No good sign. Tolly must have known that as well, but none of them chose to say it. Atavism was the great symptom of the new plague. What threatened them most at the start of the twenty-first century wasn’t aliens, wasn’t genetic or technical advance, but something looming up from way, way back. Maybe in the end the conclusive and final predator was their former selves.

‘The feeling is at once release, and lack of control.’ Tolly was detailing the way his bouts began. ‘Everything is self and gratification of self. Everything is now, and it presses out both the past and future. Colour, sound, taste and threat whirl around you. Response is everything.’

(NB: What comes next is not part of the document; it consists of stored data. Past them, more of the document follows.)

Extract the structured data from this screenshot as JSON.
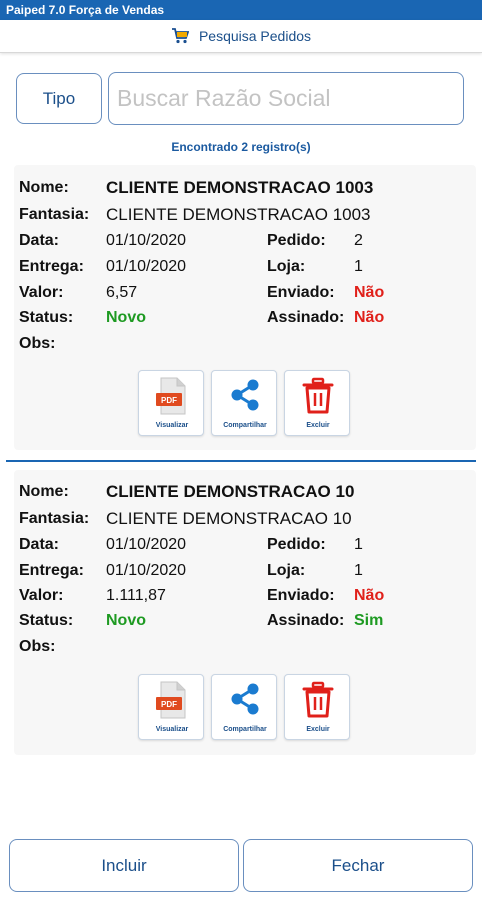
{
  "app": {
    "title": "Paiped 7.0 Força de Vendas"
  },
  "header": {
    "title": "Pesquisa Pedidos",
    "icon": "cart-icon"
  },
  "search": {
    "tipo_label": "Tipo",
    "placeholder": "Buscar Razão Social",
    "value": ""
  },
  "results": {
    "found_text": "Encontrado 2 registro(s)"
  },
  "labels": {
    "nome": "Nome:",
    "fantasia": "Fantasia:",
    "data": "Data:",
    "entrega": "Entrega:",
    "valor": "Valor:",
    "status": "Status:",
    "obs": "Obs:",
    "pedido": "Pedido:",
    "loja": "Loja:",
    "enviado": "Enviado:",
    "assinado": "Assinado:"
  },
  "actions": {
    "visualizar": "Visualizar",
    "compartilhar": "Compartilhar",
    "excluir": "Excluir",
    "pdf_tag": "PDF"
  },
  "orders": [
    {
      "nome": "CLIENTE DEMONSTRACAO 1003",
      "fantasia": "CLIENTE DEMONSTRACAO 1003",
      "data": "01/10/2020",
      "entrega": "01/10/2020",
      "valor": "6,57",
      "status": "Novo",
      "obs": "",
      "pedido": "2",
      "loja": "1",
      "enviado": "Não",
      "assinado": "Não"
    },
    {
      "nome": "CLIENTE DEMONSTRACAO 10",
      "fantasia": "CLIENTE DEMONSTRACAO 10",
      "data": "01/10/2020",
      "entrega": "01/10/2020",
      "valor": "1.111,87",
      "status": "Novo",
      "obs": "",
      "pedido": "1",
      "loja": "1",
      "enviado": "Não",
      "assinado": "Sim"
    }
  ],
  "footer": {
    "incluir": "Incluir",
    "fechar": "Fechar"
  },
  "colors": {
    "accent": "#1a66b3",
    "yes": "#1e9a22",
    "no": "#e0201a"
  }
}
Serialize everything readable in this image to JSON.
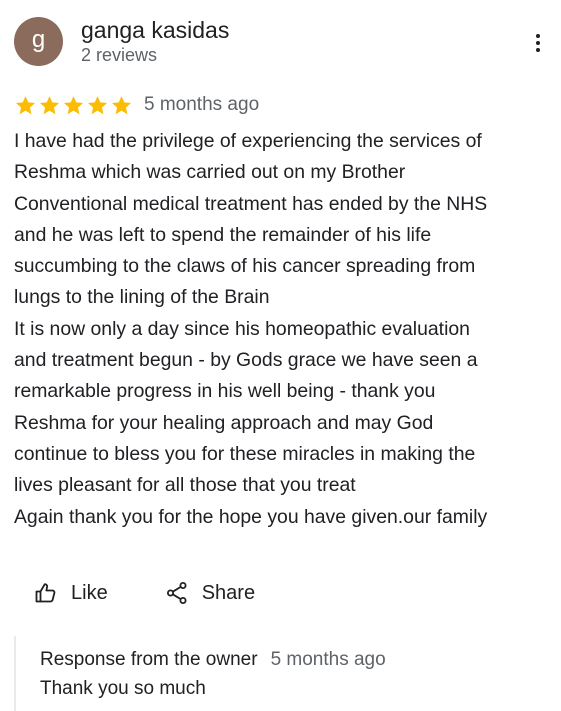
{
  "review": {
    "author": {
      "initial": "g",
      "name": "ganga kasidas",
      "review_count": "2 reviews",
      "avatar_color": "#8a6b5c"
    },
    "menu_icon": "more-vert-icon",
    "rating": 5,
    "rating_max": 5,
    "star_color": "#fbbc04",
    "date": "5 months ago",
    "lines": [
      "I have had the privilege of experiencing the services of",
      "Reshma which was carried out on my Brother",
      "Conventional medical treatment has ended by the NHS",
      "and he was left to spend the remainder of his life",
      "succumbing to the claws of his cancer spreading from",
      "lungs to the lining of the Brain",
      "It is now only a day since his homeopathic evaluation",
      "and treatment begun - by Gods grace we have seen a",
      "remarkable progress in his well being - thank you",
      "Reshma for your healing approach and may God",
      "continue to bless you for these miracles in making the",
      "lives pleasant for all those that you treat",
      "Again thank you for the hope you have given.our family"
    ]
  },
  "actions": {
    "like": {
      "label": "Like",
      "icon": "thumb-up-icon"
    },
    "share": {
      "label": "Share",
      "icon": "share-icon"
    }
  },
  "owner_response": {
    "title": "Response from the owner",
    "date": "5 months ago",
    "text": "Thank you so much"
  }
}
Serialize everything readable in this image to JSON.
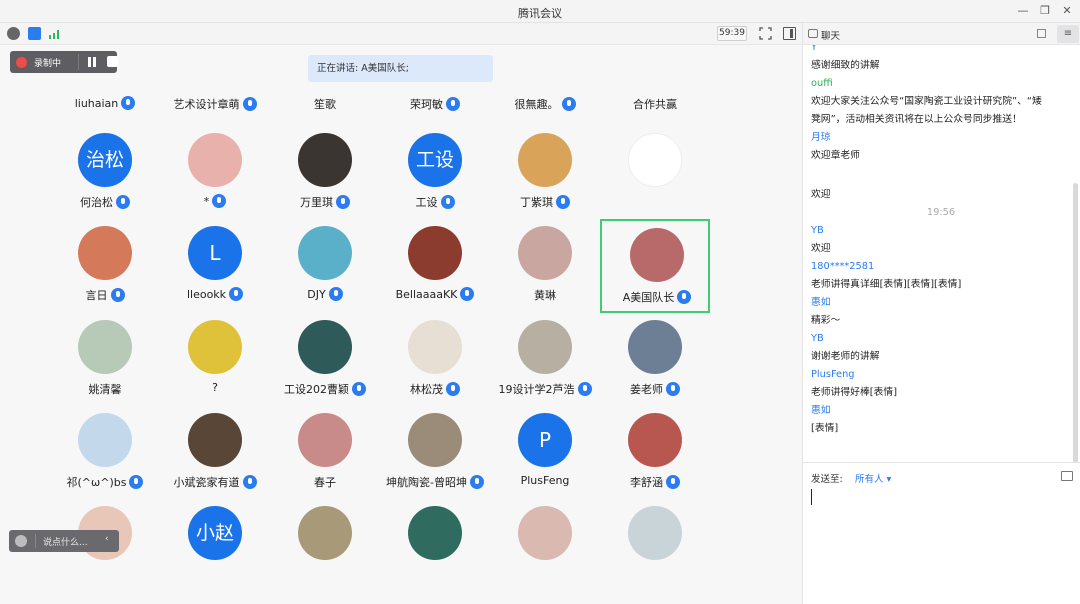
{
  "window": {
    "title": "腾讯会议"
  },
  "toolbar": {
    "timer": "59:39"
  },
  "recording": {
    "label": "录制中"
  },
  "speaking": {
    "text": "正在讲话: A美国队长;"
  },
  "say": {
    "placeholder": "说点什么..."
  },
  "top_names": [
    "liuhaian",
    "艺术设计章萌",
    "笙歌",
    "荣珂敏",
    "很無趣。",
    "合作共赢"
  ],
  "top_names_mic": [
    true,
    true,
    false,
    true,
    true,
    false
  ],
  "participants": [
    [
      {
        "name": "何治松",
        "avatar_text": "治松",
        "color": "#1a73e8",
        "mic": true
      },
      {
        "name": "*",
        "avatar_text": "",
        "color": "#e9b1ac",
        "mic": true
      },
      {
        "name": "万里琪",
        "avatar_text": "",
        "color": "#3a3530",
        "mic": true
      },
      {
        "name": "工设",
        "avatar_text": "工设",
        "color": "#1a73e8",
        "mic": true
      },
      {
        "name": "丁紫琪",
        "avatar_text": "",
        "color": "#d9a35a",
        "mic": true
      },
      {
        "name": "",
        "avatar_text": "",
        "color": "#ffffff",
        "mic": false
      }
    ],
    [
      {
        "name": "言日",
        "avatar_text": "",
        "color": "#d47a5a",
        "mic": true
      },
      {
        "name": "lleookk",
        "avatar_text": "L",
        "color": "#1a73e8",
        "mic": true
      },
      {
        "name": "DJY",
        "avatar_text": "",
        "color": "#5ab0c9",
        "mic": true
      },
      {
        "name": "BellaaaaKK",
        "avatar_text": "",
        "color": "#8c3b2f",
        "mic": true
      },
      {
        "name": "黄琳",
        "avatar_text": "",
        "color": "#c9a7a0",
        "mic": false
      },
      {
        "name": "A美国队长",
        "avatar_text": "",
        "color": "#b86a6a",
        "mic": true
      }
    ],
    [
      {
        "name": "姚清馨",
        "avatar_text": "",
        "color": "#b7c9b7",
        "mic": false
      },
      {
        "name": "?",
        "avatar_text": "",
        "color": "#e0c23a",
        "mic": false
      },
      {
        "name": "工设202曹颖",
        "avatar_text": "",
        "color": "#2f5a5a",
        "mic": true
      },
      {
        "name": "林松茂",
        "avatar_text": "",
        "color": "#e8dfd4",
        "mic": true
      },
      {
        "name": "19设计学2芦浩",
        "avatar_text": "",
        "color": "#b7b0a2",
        "mic": true
      },
      {
        "name": "姜老师",
        "avatar_text": "",
        "color": "#6d7f95",
        "mic": true
      }
    ],
    [
      {
        "name": "祁(^ω^)bs",
        "avatar_text": "",
        "color": "#c4d8ec",
        "mic": true
      },
      {
        "name": "小斌瓷家有道",
        "avatar_text": "",
        "color": "#5a4636",
        "mic": true
      },
      {
        "name": "春子",
        "avatar_text": "",
        "color": "#c98a8a",
        "mic": false
      },
      {
        "name": "坤航陶瓷-曾昭坤",
        "avatar_text": "",
        "color": "#9b8c7a",
        "mic": true
      },
      {
        "name": "PlusFeng",
        "avatar_text": "P",
        "color": "#1a73e8",
        "mic": false
      },
      {
        "name": "李舒涵",
        "avatar_text": "",
        "color": "#b8574f",
        "mic": true
      }
    ],
    [
      {
        "name": "",
        "avatar_text": "",
        "color": "#e8c6b8",
        "mic": false
      },
      {
        "name": "",
        "avatar_text": "小赵",
        "color": "#1a73e8",
        "mic": false
      },
      {
        "name": "",
        "avatar_text": "",
        "color": "#a89a78",
        "mic": false
      },
      {
        "name": "",
        "avatar_text": "",
        "color": "#2f6b5e",
        "mic": false
      },
      {
        "name": "",
        "avatar_text": "",
        "color": "#d9b9b0",
        "mic": false
      },
      {
        "name": "",
        "avatar_text": "",
        "color": "#c9d4d8",
        "mic": false
      }
    ]
  ],
  "chat": {
    "title": "聊天",
    "messages": [
      {
        "type": "sender",
        "text": "Y"
      },
      {
        "type": "text",
        "text": "感谢细致的讲解"
      },
      {
        "type": "sender-green",
        "text": "ouffi"
      },
      {
        "type": "text",
        "text": "欢迎大家关注公众号“国家陶瓷工业设计研究院”、“矮"
      },
      {
        "type": "text",
        "text": "凳网”，活动相关资讯将在以上公众号同步推送！"
      },
      {
        "type": "sender",
        "text": "月琼"
      },
      {
        "type": "text",
        "text": "欢迎章老师"
      },
      {
        "type": "blank",
        "text": ""
      },
      {
        "type": "text",
        "text": "欢迎"
      },
      {
        "type": "time",
        "text": "19:56"
      },
      {
        "type": "sender",
        "text": "YB"
      },
      {
        "type": "text",
        "text": "欢迎"
      },
      {
        "type": "sender",
        "text": "180****2581"
      },
      {
        "type": "text",
        "text": "老师讲得真详细[表情][表情][表情]"
      },
      {
        "type": "sender",
        "text": "惠如"
      },
      {
        "type": "text",
        "text": "精彩～"
      },
      {
        "type": "sender",
        "text": "YB"
      },
      {
        "type": "text",
        "text": "谢谢老师的讲解"
      },
      {
        "type": "sender",
        "text": "PlusFeng"
      },
      {
        "type": "text",
        "text": "老师讲得好棒[表情]"
      },
      {
        "type": "sender",
        "text": "惠如"
      },
      {
        "type": "text",
        "text": "[表情]"
      }
    ],
    "send_to_label": "发送至:",
    "send_target": "所有人"
  }
}
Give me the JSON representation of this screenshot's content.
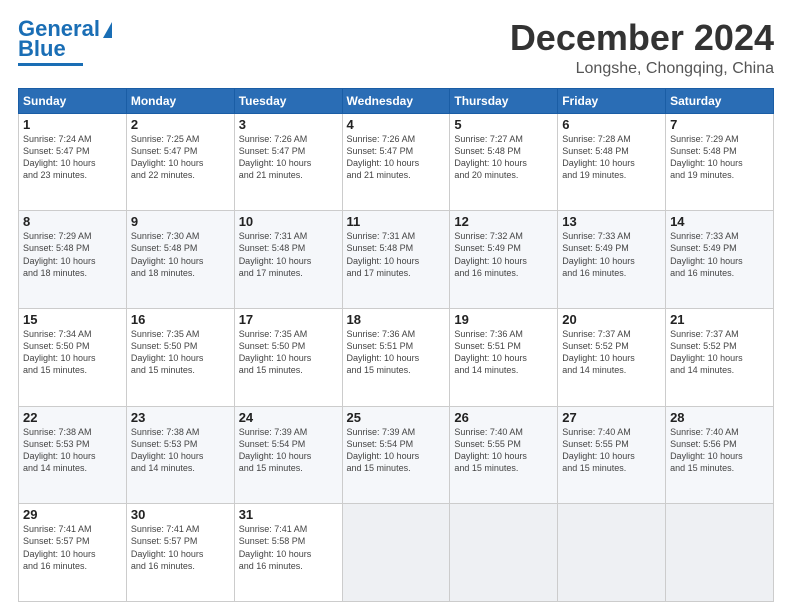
{
  "logo": {
    "line1": "General",
    "line2": "Blue"
  },
  "title": "December 2024",
  "location": "Longshe, Chongqing, China",
  "weekdays": [
    "Sunday",
    "Monday",
    "Tuesday",
    "Wednesday",
    "Thursday",
    "Friday",
    "Saturday"
  ],
  "weeks": [
    [
      {
        "day": "1",
        "info": "Sunrise: 7:24 AM\nSunset: 5:47 PM\nDaylight: 10 hours\nand 23 minutes."
      },
      {
        "day": "2",
        "info": "Sunrise: 7:25 AM\nSunset: 5:47 PM\nDaylight: 10 hours\nand 22 minutes."
      },
      {
        "day": "3",
        "info": "Sunrise: 7:26 AM\nSunset: 5:47 PM\nDaylight: 10 hours\nand 21 minutes."
      },
      {
        "day": "4",
        "info": "Sunrise: 7:26 AM\nSunset: 5:47 PM\nDaylight: 10 hours\nand 21 minutes."
      },
      {
        "day": "5",
        "info": "Sunrise: 7:27 AM\nSunset: 5:48 PM\nDaylight: 10 hours\nand 20 minutes."
      },
      {
        "day": "6",
        "info": "Sunrise: 7:28 AM\nSunset: 5:48 PM\nDaylight: 10 hours\nand 19 minutes."
      },
      {
        "day": "7",
        "info": "Sunrise: 7:29 AM\nSunset: 5:48 PM\nDaylight: 10 hours\nand 19 minutes."
      }
    ],
    [
      {
        "day": "8",
        "info": "Sunrise: 7:29 AM\nSunset: 5:48 PM\nDaylight: 10 hours\nand 18 minutes."
      },
      {
        "day": "9",
        "info": "Sunrise: 7:30 AM\nSunset: 5:48 PM\nDaylight: 10 hours\nand 18 minutes."
      },
      {
        "day": "10",
        "info": "Sunrise: 7:31 AM\nSunset: 5:48 PM\nDaylight: 10 hours\nand 17 minutes."
      },
      {
        "day": "11",
        "info": "Sunrise: 7:31 AM\nSunset: 5:48 PM\nDaylight: 10 hours\nand 17 minutes."
      },
      {
        "day": "12",
        "info": "Sunrise: 7:32 AM\nSunset: 5:49 PM\nDaylight: 10 hours\nand 16 minutes."
      },
      {
        "day": "13",
        "info": "Sunrise: 7:33 AM\nSunset: 5:49 PM\nDaylight: 10 hours\nand 16 minutes."
      },
      {
        "day": "14",
        "info": "Sunrise: 7:33 AM\nSunset: 5:49 PM\nDaylight: 10 hours\nand 16 minutes."
      }
    ],
    [
      {
        "day": "15",
        "info": "Sunrise: 7:34 AM\nSunset: 5:50 PM\nDaylight: 10 hours\nand 15 minutes."
      },
      {
        "day": "16",
        "info": "Sunrise: 7:35 AM\nSunset: 5:50 PM\nDaylight: 10 hours\nand 15 minutes."
      },
      {
        "day": "17",
        "info": "Sunrise: 7:35 AM\nSunset: 5:50 PM\nDaylight: 10 hours\nand 15 minutes."
      },
      {
        "day": "18",
        "info": "Sunrise: 7:36 AM\nSunset: 5:51 PM\nDaylight: 10 hours\nand 15 minutes."
      },
      {
        "day": "19",
        "info": "Sunrise: 7:36 AM\nSunset: 5:51 PM\nDaylight: 10 hours\nand 14 minutes."
      },
      {
        "day": "20",
        "info": "Sunrise: 7:37 AM\nSunset: 5:52 PM\nDaylight: 10 hours\nand 14 minutes."
      },
      {
        "day": "21",
        "info": "Sunrise: 7:37 AM\nSunset: 5:52 PM\nDaylight: 10 hours\nand 14 minutes."
      }
    ],
    [
      {
        "day": "22",
        "info": "Sunrise: 7:38 AM\nSunset: 5:53 PM\nDaylight: 10 hours\nand 14 minutes."
      },
      {
        "day": "23",
        "info": "Sunrise: 7:38 AM\nSunset: 5:53 PM\nDaylight: 10 hours\nand 14 minutes."
      },
      {
        "day": "24",
        "info": "Sunrise: 7:39 AM\nSunset: 5:54 PM\nDaylight: 10 hours\nand 15 minutes."
      },
      {
        "day": "25",
        "info": "Sunrise: 7:39 AM\nSunset: 5:54 PM\nDaylight: 10 hours\nand 15 minutes."
      },
      {
        "day": "26",
        "info": "Sunrise: 7:40 AM\nSunset: 5:55 PM\nDaylight: 10 hours\nand 15 minutes."
      },
      {
        "day": "27",
        "info": "Sunrise: 7:40 AM\nSunset: 5:55 PM\nDaylight: 10 hours\nand 15 minutes."
      },
      {
        "day": "28",
        "info": "Sunrise: 7:40 AM\nSunset: 5:56 PM\nDaylight: 10 hours\nand 15 minutes."
      }
    ],
    [
      {
        "day": "29",
        "info": "Sunrise: 7:41 AM\nSunset: 5:57 PM\nDaylight: 10 hours\nand 16 minutes."
      },
      {
        "day": "30",
        "info": "Sunrise: 7:41 AM\nSunset: 5:57 PM\nDaylight: 10 hours\nand 16 minutes."
      },
      {
        "day": "31",
        "info": "Sunrise: 7:41 AM\nSunset: 5:58 PM\nDaylight: 10 hours\nand 16 minutes."
      },
      {
        "day": "",
        "info": ""
      },
      {
        "day": "",
        "info": ""
      },
      {
        "day": "",
        "info": ""
      },
      {
        "day": "",
        "info": ""
      }
    ]
  ]
}
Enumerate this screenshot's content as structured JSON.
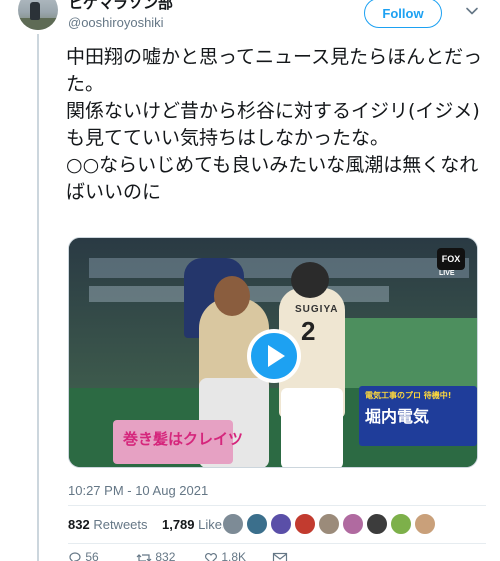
{
  "tweet": {
    "display_name": "ヒゲマラソン部",
    "handle": "@ooshiroyoshiki",
    "follow_label": "Follow",
    "text": "中田翔の嘘かと思ってニュース見たらほんとだった。\n関係ないけど昔から杉谷に対するイジリ(イジメ)も見てていい気持ちはしなかったな。\n○○ならいじめても良いみたいな風潮は無くなればいいのに",
    "timestamp": "10:27 PM - 10 Aug 2021"
  },
  "video": {
    "sign_pink": "巻き髪はクレイツ",
    "sign_blue_top": "電気工事のプロ 待機中!",
    "sign_blue_main": "堀内電気",
    "jersey_name": "SUGIYA",
    "jersey_number": "2",
    "broadcaster": "FOX",
    "live_label": "LIVE"
  },
  "stats": {
    "retweets_count": "832",
    "retweets_label": "Retweets",
    "likes_count": "1,789",
    "likes_label": "Likes"
  },
  "likers": [
    {
      "icon": "avatar-1",
      "color": "#7d8b96"
    },
    {
      "icon": "avatar-2",
      "color": "#3b6f8c"
    },
    {
      "icon": "avatar-3",
      "color": "#5a4fa8"
    },
    {
      "icon": "avatar-4",
      "color": "#c23b2f"
    },
    {
      "icon": "avatar-5",
      "color": "#9b8b7a"
    },
    {
      "icon": "avatar-6",
      "color": "#b06aa0"
    },
    {
      "icon": "avatar-7",
      "color": "#3c3c3c"
    },
    {
      "icon": "avatar-8",
      "color": "#7db04a"
    },
    {
      "icon": "avatar-9",
      "color": "#c9a07a"
    }
  ],
  "actions": {
    "reply_count": "56",
    "retweet_count": "832",
    "like_count": "1.8K"
  },
  "colors": {
    "accent": "#1da1f2",
    "secondary_text": "#657786",
    "divider": "#e6ecf0"
  }
}
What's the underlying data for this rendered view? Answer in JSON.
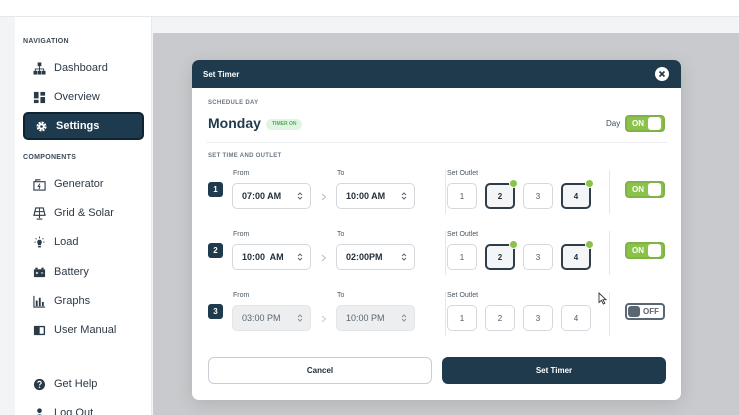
{
  "sidebar": {
    "nav_heading": "NAVIGATION",
    "components_heading": "COMPONENTS",
    "items": [
      {
        "label": "Dashboard",
        "icon": "sitemap-icon"
      },
      {
        "label": "Overview",
        "icon": "grid-icon"
      },
      {
        "label": "Settings",
        "icon": "gear-icon",
        "active": true
      },
      {
        "label": "Generator",
        "icon": "generator-icon"
      },
      {
        "label": "Grid & Solar",
        "icon": "solar-panel-icon"
      },
      {
        "label": "Load",
        "icon": "lightbulb-icon"
      },
      {
        "label": "Battery",
        "icon": "battery-icon"
      },
      {
        "label": "Graphs",
        "icon": "bar-chart-icon"
      },
      {
        "label": "User Manual",
        "icon": "book-icon"
      },
      {
        "label": "Get Help",
        "icon": "help-circle-icon"
      },
      {
        "label": "Log Out",
        "icon": "logout-icon"
      }
    ]
  },
  "modal": {
    "title": "Set Timer",
    "schedule_day_label": "SCHEDULE DAY",
    "day": "Monday",
    "timer_badge": "TIMER ON",
    "day_toggle_label": "Day",
    "day_toggle_state": "ON",
    "set_time_label": "SET TIME AND OUTLET",
    "from_label": "From",
    "to_label": "To",
    "outlet_label": "Set Outlet",
    "outlets": [
      "1",
      "2",
      "3",
      "4"
    ],
    "rows": [
      {
        "num": "1",
        "from": "07:00 AM",
        "to": "10:00 AM",
        "selected_outlets": [
          "2",
          "4"
        ],
        "state": "ON",
        "enabled": true
      },
      {
        "num": "2",
        "from": "10:00  AM",
        "to": "02:00PM",
        "selected_outlets": [
          "2",
          "4"
        ],
        "state": "ON",
        "enabled": true
      },
      {
        "num": "3",
        "from": "03:00 PM",
        "to": "10:00 PM",
        "selected_outlets": [],
        "state": "OFF",
        "enabled": false
      }
    ],
    "cancel_label": "Cancel",
    "submit_label": "Set Timer"
  },
  "colors": {
    "primary": "#1f3a4d",
    "accent_green": "#8bc34a",
    "overlay": "#c8cacd"
  }
}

David and the doctor knew that Tolly was well in the vortex, but to express it served no purpose. Tolly and Sheridan began to go over the diary that every patient agreed to keep: an attempt to find any triggers, predisposing factors, dietary connections, whatever. The futility of it lay shallowly behind their faces, and David felt it as well. His throat stiffened with the effort to prevent a yawn. His friend Tolly was dying, perhaps, but the horror couldn’t be taken head on, and David’s attention was displaced to the cool, Mahakipawa day, with the wind coming up the sound, the half-grown gardens of the Slaven Centre tossing, a mixed fruit yogurt six-pack in a supermarket bag by Sheridan’s desk, the papers heaped in the desk files, the baleful tweed expanse of the doctor’s jacket.

‘It must be just a matter of time,’ David said. ‘Until the causes of it, and a cure, are found, I mean. All these things are cracked in the end.’

‘How much time though, eh?’ said Tolly, and his face twitched somewhat. Maybe he was able to smell hypocrisy, too.